You can import the photo as a bright object, as layers, and more. Once you’ve selected how you want to import the image, Lightroom will ask you if you will edit the photo with or without changes made in Lightroom.
After you have selected the desired options, the current photo will open up in Photoshop. Make the necessary adjustments save the changes, and they will be reflected in Lightroom.
Improve Lightroom’s Performance: Adobe Lightroom Usage Guide & Tutorial
Aside from using Smart Previews, you can try a few other tweaks if you find Lightroom becoming a bit sluggish. Go to Preferences > Performance and do the following:
- Uncheck Use graphics processor
- Optimize your catalog
- Increase the Camera Raw cache size to 20GB or higher
Export Photos as Galleries
After modifying the photos, you can export them as a web gallery. To do this, go to the Web module and choose a template. You can download additional gallery templates online if you don’t see one that you like.
On the right-hand side, you can set the copyright information and enter the FTP information to automatically upload the gallery to your or your client’s site.
Synchronize Photos Between Adobe Lightroom and WordPress
Using a plugin like WP/LR Sync, you can sync your Lightroom library, keywords, and metadata with your WordPress site. Any changes you make in Lightroom will instantly be visible on your blog, and you can even link your previously imported images to Lightroom. Keep in mind you will also need to download the corresponding Lightroom plugin.
Save Time By Applying Presets on Import
As our last tip, you can do much with your photos during the import process. Once you’ve selected all the images you want to edit, you can rename them, specify where they should go, apply presets, and more.
How to Change Aspect Ratio in Lightroom?
The aspect ratio is the ratio of the width and height of a photo.

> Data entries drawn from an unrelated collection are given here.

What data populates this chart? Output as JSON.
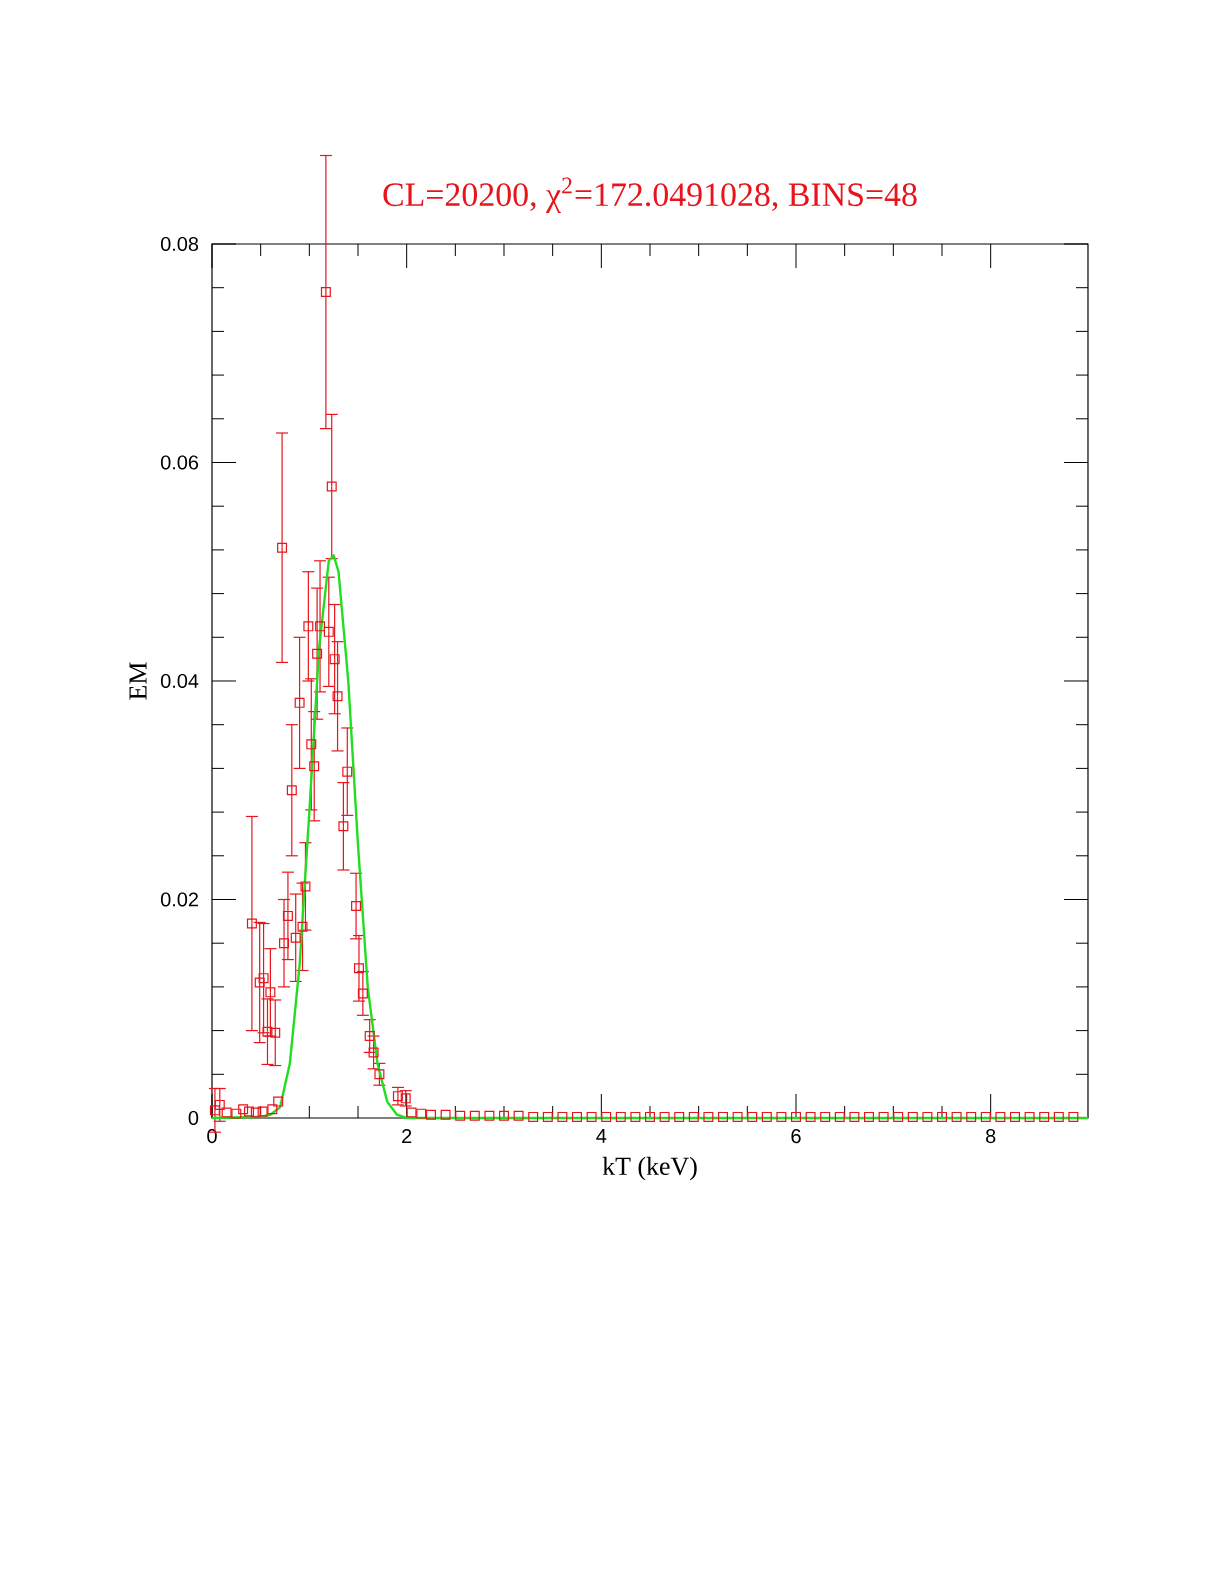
{
  "chart_data": {
    "type": "scatter",
    "title": "CL=20200, χ$^{2}$=172.0491028, BINS=48",
    "xlabel": "kT (keV)",
    "ylabel": "EM",
    "xlim": [
      0,
      9
    ],
    "ylim": [
      0,
      0.08
    ],
    "xticks": [
      0,
      2,
      4,
      6,
      8
    ],
    "yticks": [
      0,
      0.02,
      0.04,
      0.06,
      0.08
    ],
    "grid": false,
    "series": [
      {
        "color": "#e8141c",
        "marker": "square",
        "x": [
          0.03,
          0.08,
          0.15,
          0.25,
          0.32,
          0.38,
          0.41,
          0.45,
          0.49,
          0.52,
          0.53,
          0.57,
          0.6,
          0.62,
          0.65,
          0.68,
          0.72,
          0.74,
          0.78,
          0.82,
          0.86,
          0.9,
          0.93,
          0.96,
          0.99,
          1.02,
          1.05,
          1.08,
          1.11,
          1.17,
          1.2,
          1.23,
          1.26,
          1.29,
          1.35,
          1.39,
          1.48,
          1.51,
          1.55,
          1.62,
          1.66,
          1.72,
          1.91,
          1.99,
          2.05,
          2.15,
          2.25,
          2.4,
          2.55,
          2.7,
          2.85,
          3.0,
          3.15,
          3.3,
          3.45,
          3.6,
          3.75,
          3.9,
          4.05,
          4.2,
          4.35,
          4.5,
          4.65,
          4.8,
          4.95,
          5.1,
          5.25,
          5.4,
          5.55,
          5.7,
          5.85,
          6.0,
          6.15,
          6.3,
          6.45,
          6.6,
          6.75,
          6.9,
          7.05,
          7.2,
          7.35,
          7.5,
          7.65,
          7.8,
          7.95,
          8.1,
          8.25,
          8.4,
          8.55,
          8.7,
          8.85
        ],
        "values": [
          0.0007,
          0.0012,
          0.0005,
          0.0004,
          0.0008,
          0.0006,
          0.0178,
          0.0005,
          0.0124,
          0.0006,
          0.0128,
          0.0079,
          0.0115,
          0.0008,
          0.0078,
          0.0015,
          0.0522,
          0.016,
          0.0185,
          0.03,
          0.0165,
          0.038,
          0.0175,
          0.0212,
          0.045,
          0.0342,
          0.0322,
          0.0425,
          0.045,
          0.0756,
          0.0445,
          0.0578,
          0.042,
          0.0386,
          0.0267,
          0.0317,
          0.0194,
          0.0137,
          0.0114,
          0.0075,
          0.006,
          0.004,
          0.002,
          0.0018,
          0.0005,
          0.0004,
          0.0003,
          0.0003,
          0.0002,
          0.0002,
          0.0002,
          0.0002,
          0.0002,
          0.0001,
          0.0001,
          0.0001,
          0.0001,
          0.0001,
          0.0001,
          0.0001,
          0.0001,
          0.0001,
          0.0001,
          0.0001,
          0.0001,
          0.0001,
          0.0001,
          0.0001,
          0.0001,
          0.0001,
          0.0001,
          0.0001,
          0.0001,
          0.0001,
          0.0001,
          0.0001,
          0.0001,
          0.0001,
          0.0001,
          0.0001,
          0.0001,
          0.0001,
          0.0001,
          0.0001,
          0.0001,
          0.0001,
          0.0001,
          0.0001,
          0.0001,
          0.0001,
          0.0001
        ],
        "errors": [
          0.002,
          0.0015,
          null,
          null,
          null,
          null,
          0.0098,
          null,
          0.0055,
          null,
          0.005,
          0.003,
          0.004,
          null,
          0.003,
          null,
          0.0105,
          0.004,
          0.004,
          0.006,
          0.004,
          0.006,
          0.004,
          0.004,
          0.005,
          0.006,
          0.005,
          0.006,
          0.006,
          0.0125,
          0.005,
          0.0066,
          0.005,
          0.005,
          0.004,
          0.004,
          0.003,
          0.003,
          0.002,
          0.0015,
          0.0015,
          0.001,
          0.0008,
          0.0007,
          null,
          null,
          null,
          null,
          null,
          null,
          null,
          null,
          null,
          null,
          null,
          null,
          null,
          null,
          null,
          null,
          null,
          null,
          null,
          null,
          null,
          null,
          null,
          null,
          null,
          null,
          null,
          null,
          null,
          null,
          null,
          null,
          null,
          null,
          null,
          null,
          null,
          null,
          null,
          null,
          null,
          null,
          null,
          null,
          null,
          null,
          null
        ]
      },
      {
        "type": "line",
        "color": "#22dd22",
        "marker": "none",
        "line_style": "solid",
        "x": [
          0,
          0.5,
          0.6,
          0.7,
          0.8,
          0.9,
          1.0,
          1.1,
          1.2,
          1.25,
          1.3,
          1.4,
          1.5,
          1.6,
          1.7,
          1.8,
          1.9,
          2.0,
          9
        ],
        "values": [
          0,
          0.0001,
          0.0003,
          0.001,
          0.005,
          0.014,
          0.028,
          0.043,
          0.051,
          0.0515,
          0.05,
          0.04,
          0.025,
          0.012,
          0.005,
          0.0015,
          0.0003,
          0,
          0
        ]
      }
    ]
  }
}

Digital cameras use a standard aspect ratio of 3:2. However, sometimes, you may want to print, frame, and change the aspect ratio.
Fortunately, Lightroom provides an easy way to change the aspect ratio when cropping an image. You can choose from a variety of ratios or create your custom ratios.

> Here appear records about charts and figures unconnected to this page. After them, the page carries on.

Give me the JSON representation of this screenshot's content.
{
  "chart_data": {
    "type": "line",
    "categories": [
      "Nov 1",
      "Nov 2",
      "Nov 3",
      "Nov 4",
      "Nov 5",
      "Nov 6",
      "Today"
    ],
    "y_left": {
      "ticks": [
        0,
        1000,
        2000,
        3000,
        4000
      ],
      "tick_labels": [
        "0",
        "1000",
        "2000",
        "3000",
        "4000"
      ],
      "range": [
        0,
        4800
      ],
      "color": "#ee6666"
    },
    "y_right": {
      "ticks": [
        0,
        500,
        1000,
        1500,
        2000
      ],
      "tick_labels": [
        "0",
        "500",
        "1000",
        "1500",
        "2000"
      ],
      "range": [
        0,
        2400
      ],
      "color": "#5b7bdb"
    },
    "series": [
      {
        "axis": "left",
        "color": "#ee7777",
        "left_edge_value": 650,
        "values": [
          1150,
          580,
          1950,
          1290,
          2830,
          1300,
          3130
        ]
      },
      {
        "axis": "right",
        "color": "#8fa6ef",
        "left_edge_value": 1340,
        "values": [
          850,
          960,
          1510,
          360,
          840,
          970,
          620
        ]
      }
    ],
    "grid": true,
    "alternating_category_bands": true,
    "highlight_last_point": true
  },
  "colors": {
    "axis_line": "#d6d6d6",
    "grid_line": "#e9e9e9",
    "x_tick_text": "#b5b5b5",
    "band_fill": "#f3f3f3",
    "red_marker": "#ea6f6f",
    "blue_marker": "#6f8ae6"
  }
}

To learn more, check out the full article at the link above.
Master contrast and tone controls in the Lightroom Develop module?
Under the development module on the right, you’ll find the tone controls.
This is the local adjustment panel. It’s one of the tools you often use when editing in Lightroom.
The default tone controls are exposure, contrast, highlights, shadows, whites, and blacks. Using the slider takes some practice. But once you get the hang of them, they are incredible tools.